How does Water Vapor Enter Factory Compressed Air? 

All atmospheric air contains various contaminants and water vapor which is concentrated during the compression process. The heat generated during compression increases the capacity of the compressed air to hold moisture, thus avoiding condensation inside the compressor. Lubricants used to improve the efficiency and life of the compressor also become part of the contaminant load as do wear particles. 
A compressor with a 100 hp capacity, operating at 86 °F ambient temperature, a relative humidity of 80%, compressing air to 100 psi, can produce approximately 30 gallons of condensate during an eight hour shift. 

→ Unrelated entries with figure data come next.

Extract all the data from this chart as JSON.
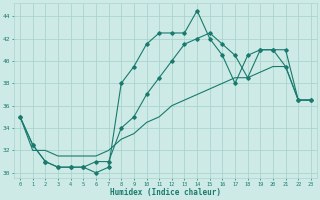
{
  "xlabel": "Humidex (Indice chaleur)",
  "background_color": "#cdeae6",
  "grid_color": "#aad5cf",
  "line_color": "#1a7a6e",
  "x_values": [
    0,
    1,
    2,
    3,
    4,
    5,
    6,
    7,
    8,
    9,
    10,
    11,
    12,
    13,
    14,
    15,
    16,
    17,
    18,
    19,
    20,
    21,
    22,
    23
  ],
  "series1": [
    35.0,
    32.5,
    31.0,
    30.5,
    30.5,
    30.5,
    30.0,
    30.5,
    38.0,
    39.5,
    41.5,
    42.5,
    42.5,
    42.5,
    44.5,
    42.0,
    40.5,
    38.0,
    40.5,
    41.0,
    41.0,
    39.5,
    36.5,
    36.5
  ],
  "series2": [
    35.0,
    32.5,
    31.0,
    30.5,
    30.5,
    30.5,
    31.0,
    31.0,
    34.0,
    35.0,
    37.0,
    38.5,
    40.0,
    41.5,
    42.0,
    42.5,
    41.5,
    40.5,
    38.5,
    41.0,
    41.0,
    41.0,
    36.5,
    36.5
  ],
  "series3": [
    35.0,
    32.0,
    32.0,
    31.5,
    31.5,
    31.5,
    31.5,
    32.0,
    33.0,
    33.5,
    34.5,
    35.0,
    36.0,
    36.5,
    37.0,
    37.5,
    38.0,
    38.5,
    38.5,
    39.0,
    39.5,
    39.5,
    36.5,
    36.5
  ],
  "ylim": [
    29.5,
    45.2
  ],
  "xlim": [
    -0.5,
    23.5
  ],
  "yticks": [
    30,
    32,
    34,
    36,
    38,
    40,
    42,
    44
  ],
  "xticks": [
    0,
    1,
    2,
    3,
    4,
    5,
    6,
    7,
    8,
    9,
    10,
    11,
    12,
    13,
    14,
    15,
    16,
    17,
    18,
    19,
    20,
    21,
    22,
    23
  ]
}
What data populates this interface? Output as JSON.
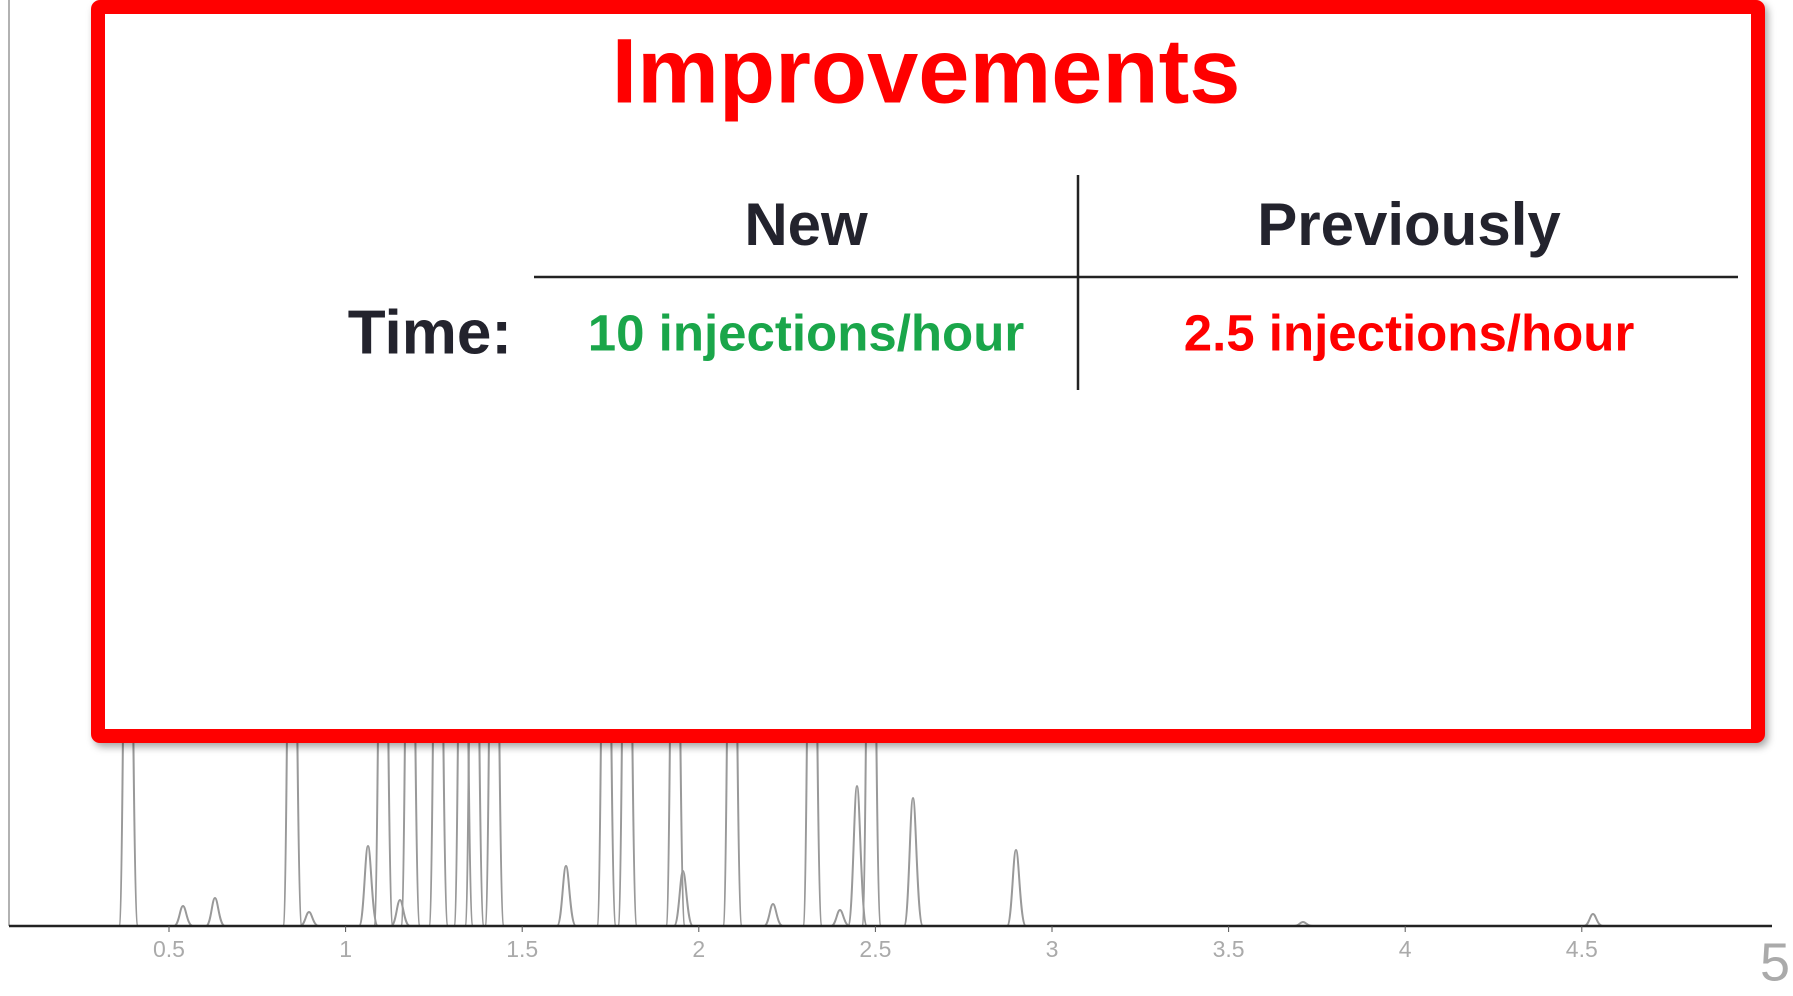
{
  "slide": {
    "title": "Improvements",
    "table": {
      "headers": [
        "New",
        "Previously"
      ],
      "rows": [
        {
          "label": "Time:",
          "cells": [
            "10 injections/hour",
            "2.5 injections/hour"
          ]
        }
      ]
    },
    "axis_labels": [
      "0.5",
      "1",
      "1.5",
      "2",
      "2.5",
      "3",
      "3.5",
      "4",
      "4.5"
    ],
    "page_number": "5"
  }
}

Removing Liquefied Water from Factory Compressed Air 

The compressed air exiting the compressor can reach temperatures as high as 300 °F, which is unusable for industrial applications. This hot, saturated air will release 70-80% of its excess water vapor if simply cooled to near room temperatures. To achieve this type of cooling and bulk moisture removal, air or water cooled aftercoolers are often employed. Condensed liquid is removed from the aftercooler via automatic condensate drains and disposed. 

The air exiting the aftercooler will still be saturated but at a much more manageable temperature. Because the air is at a dew point of 100oF or more, it is still very vulnerable to further condensation into liquid water should it be exposed to temperatures lower than this dew point. The piping in most industrial facilities would provide such temperatures and opportunities for condensation as the air moves throughout the plant. 
Drip Legs: 
The next line of defense for removing the water vapor saturated compressed air is a drip leg. A drip leg is a vertical pipe plumbed at the air drop line (below the horizontal header pipe) to allow for water to be easily and efficiently drained away using the principle of rapid air expansion, or adiabatic expansion, to condensate water vapor into liquefied water. 
To broadly summarize adiabatic expansion, temperature is the average heat or kinetic energy of all the particles divided by a given volume of air; if the volume of air is increased through expansion, the heat is divided by a larger volume number, therefore decreasing the air temperature. If the drop in air temperature falls below its dew point, then a condensate will form. 
The condensate is then removed by a drain at the bottom of the drip leg which can be automatically or manually drained to avoid overflow of contaminants. 
Water Separators:
Water separators will use mechanical separation techniques to remove condensed water in bulk from factory air either by directing inlet air into a spiral and using centrifugal force to separate the water out from the compressed air or by passing the inlet air through a special resin filter element with large meshes to trap water particles that will drop down to a collection bowl allowing the compressed air to pass through. 
SMC’s AMG Series water separator is capable of removing water droplets up to a 99% water removal rate, using a special resin filter to trap water droplets. The AMG is easy to install and requires no electrical power and can be either a standalone unit or integrated in to a modular air prep system. 
However, the AMG water separator is not designed to remove water vapor or lower dew point which will require a refrigerated air dryer or desiccant dryer.